Le interrumpió el sonido del teléfono de Ellington. Él lo respondió con rapidez y frunció el ceño al mirar la pantalla. “Es McGrath,” dijo antes de responder.

Mackenzie escuchó la parte de Ellington en la conversación, incapaz de comprender de qué estaba hablando. Después de menos de un minuto, Ellington concluyó la llamada y se metió el teléfono de nuevo al bolsillo.

“En fin,” dijo. “Parece que irás a visitar a la familia de Costas por tu cuenta. McGrath necesita que regrese a la oficina. Alguna tarea relativa a un caso sobre el que ha sido de lo más discreto.”

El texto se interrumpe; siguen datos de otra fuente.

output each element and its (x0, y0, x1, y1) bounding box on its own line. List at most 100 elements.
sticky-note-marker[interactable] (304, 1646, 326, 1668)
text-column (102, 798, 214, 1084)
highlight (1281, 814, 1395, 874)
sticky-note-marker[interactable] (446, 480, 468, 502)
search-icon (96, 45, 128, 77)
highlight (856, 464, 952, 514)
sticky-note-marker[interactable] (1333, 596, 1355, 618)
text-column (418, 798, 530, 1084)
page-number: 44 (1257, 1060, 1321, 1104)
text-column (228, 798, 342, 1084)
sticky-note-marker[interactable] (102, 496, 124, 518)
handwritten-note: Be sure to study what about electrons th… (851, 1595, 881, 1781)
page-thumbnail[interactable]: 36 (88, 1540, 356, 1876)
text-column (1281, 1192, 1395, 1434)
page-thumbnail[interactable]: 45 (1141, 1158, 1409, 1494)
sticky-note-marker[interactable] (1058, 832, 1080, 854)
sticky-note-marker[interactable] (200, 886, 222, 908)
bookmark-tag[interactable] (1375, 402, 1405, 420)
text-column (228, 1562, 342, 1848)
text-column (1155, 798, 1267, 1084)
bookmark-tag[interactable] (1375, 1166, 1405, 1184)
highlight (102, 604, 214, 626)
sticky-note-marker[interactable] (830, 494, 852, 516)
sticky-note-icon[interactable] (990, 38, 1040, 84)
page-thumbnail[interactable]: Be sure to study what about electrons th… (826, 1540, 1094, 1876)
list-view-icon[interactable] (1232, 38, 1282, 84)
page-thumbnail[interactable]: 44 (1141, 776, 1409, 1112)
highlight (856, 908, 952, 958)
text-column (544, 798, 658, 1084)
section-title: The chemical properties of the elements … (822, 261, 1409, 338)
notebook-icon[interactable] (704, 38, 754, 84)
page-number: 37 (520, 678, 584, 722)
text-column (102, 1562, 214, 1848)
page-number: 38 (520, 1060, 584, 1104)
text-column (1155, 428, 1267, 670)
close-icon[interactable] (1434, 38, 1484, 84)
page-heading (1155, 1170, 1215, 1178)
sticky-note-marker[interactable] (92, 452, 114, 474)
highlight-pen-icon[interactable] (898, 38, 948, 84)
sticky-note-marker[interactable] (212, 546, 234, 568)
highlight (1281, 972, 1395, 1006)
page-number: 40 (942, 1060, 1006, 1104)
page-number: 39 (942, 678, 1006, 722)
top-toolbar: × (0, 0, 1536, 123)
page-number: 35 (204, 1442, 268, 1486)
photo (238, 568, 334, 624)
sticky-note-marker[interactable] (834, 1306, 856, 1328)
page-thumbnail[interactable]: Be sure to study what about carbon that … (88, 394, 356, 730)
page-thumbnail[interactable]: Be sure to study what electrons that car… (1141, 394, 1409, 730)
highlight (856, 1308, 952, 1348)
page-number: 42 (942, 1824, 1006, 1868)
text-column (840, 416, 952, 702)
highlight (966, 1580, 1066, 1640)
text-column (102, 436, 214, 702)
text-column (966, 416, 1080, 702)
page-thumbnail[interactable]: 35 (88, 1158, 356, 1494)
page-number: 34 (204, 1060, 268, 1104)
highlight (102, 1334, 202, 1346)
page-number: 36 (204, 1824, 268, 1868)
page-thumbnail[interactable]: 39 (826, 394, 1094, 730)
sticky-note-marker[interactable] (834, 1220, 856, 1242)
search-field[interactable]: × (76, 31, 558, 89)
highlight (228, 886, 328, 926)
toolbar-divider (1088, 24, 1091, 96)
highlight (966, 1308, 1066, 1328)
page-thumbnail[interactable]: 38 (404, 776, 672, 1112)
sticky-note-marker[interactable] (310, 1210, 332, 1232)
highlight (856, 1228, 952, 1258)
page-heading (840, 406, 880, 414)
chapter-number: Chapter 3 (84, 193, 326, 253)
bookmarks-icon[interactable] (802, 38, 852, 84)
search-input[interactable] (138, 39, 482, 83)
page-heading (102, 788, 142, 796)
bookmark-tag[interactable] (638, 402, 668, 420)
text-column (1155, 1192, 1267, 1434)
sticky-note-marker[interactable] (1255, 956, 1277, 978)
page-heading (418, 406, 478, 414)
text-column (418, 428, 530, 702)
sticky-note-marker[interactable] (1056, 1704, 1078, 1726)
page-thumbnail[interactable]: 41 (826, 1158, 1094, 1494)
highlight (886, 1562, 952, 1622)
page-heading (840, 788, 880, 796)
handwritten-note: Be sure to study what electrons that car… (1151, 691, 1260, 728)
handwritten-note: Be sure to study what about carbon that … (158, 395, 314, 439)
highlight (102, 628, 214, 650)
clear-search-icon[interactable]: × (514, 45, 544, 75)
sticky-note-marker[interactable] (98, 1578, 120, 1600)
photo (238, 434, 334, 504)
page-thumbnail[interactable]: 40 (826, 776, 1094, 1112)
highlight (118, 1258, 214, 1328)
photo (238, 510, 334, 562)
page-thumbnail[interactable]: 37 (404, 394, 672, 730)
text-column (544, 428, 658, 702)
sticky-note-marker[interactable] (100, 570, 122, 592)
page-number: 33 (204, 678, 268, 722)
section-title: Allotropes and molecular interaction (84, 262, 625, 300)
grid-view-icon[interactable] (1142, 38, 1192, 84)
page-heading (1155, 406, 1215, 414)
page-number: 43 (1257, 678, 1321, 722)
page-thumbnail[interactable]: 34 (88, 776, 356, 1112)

“Lo que seguramente quiere decir que es trabajo aburrido,” dijo Mackenzie. “Qué suertudo.”

“Aun así, resulta extraño que me saque de aquí tan deprisa cuando todavía no tenemos pistas. Debe de significar que tiene una confianza inmensa en ti de repente.”

“¿Y tú no?”

“Ya sabes lo que quiero decir,” dijo Ellington, sonriendo.

Mackenzie le dio otro trago a su café, un tanto decepcionada al descubrir que ya estaba vacía. Tiró la taza a la basura y reunió los archivos y su teléfono, lista para dirigirse a su primera parada. Pero primero, se dirigió al mostrador para pedir otro café.

Parecía que iba a ser un día muy largo. Y sin Ellington para mantenerla despierta, sin duda alguna iba a necesitar café.

Claro que, por otra parte, los días largos solían acabar con pistas—y productividad. Y si Mackenzie se salía con la suya, encontraría al asesino antes de que tuviera el tiempo suficiente para planear otro asesinato.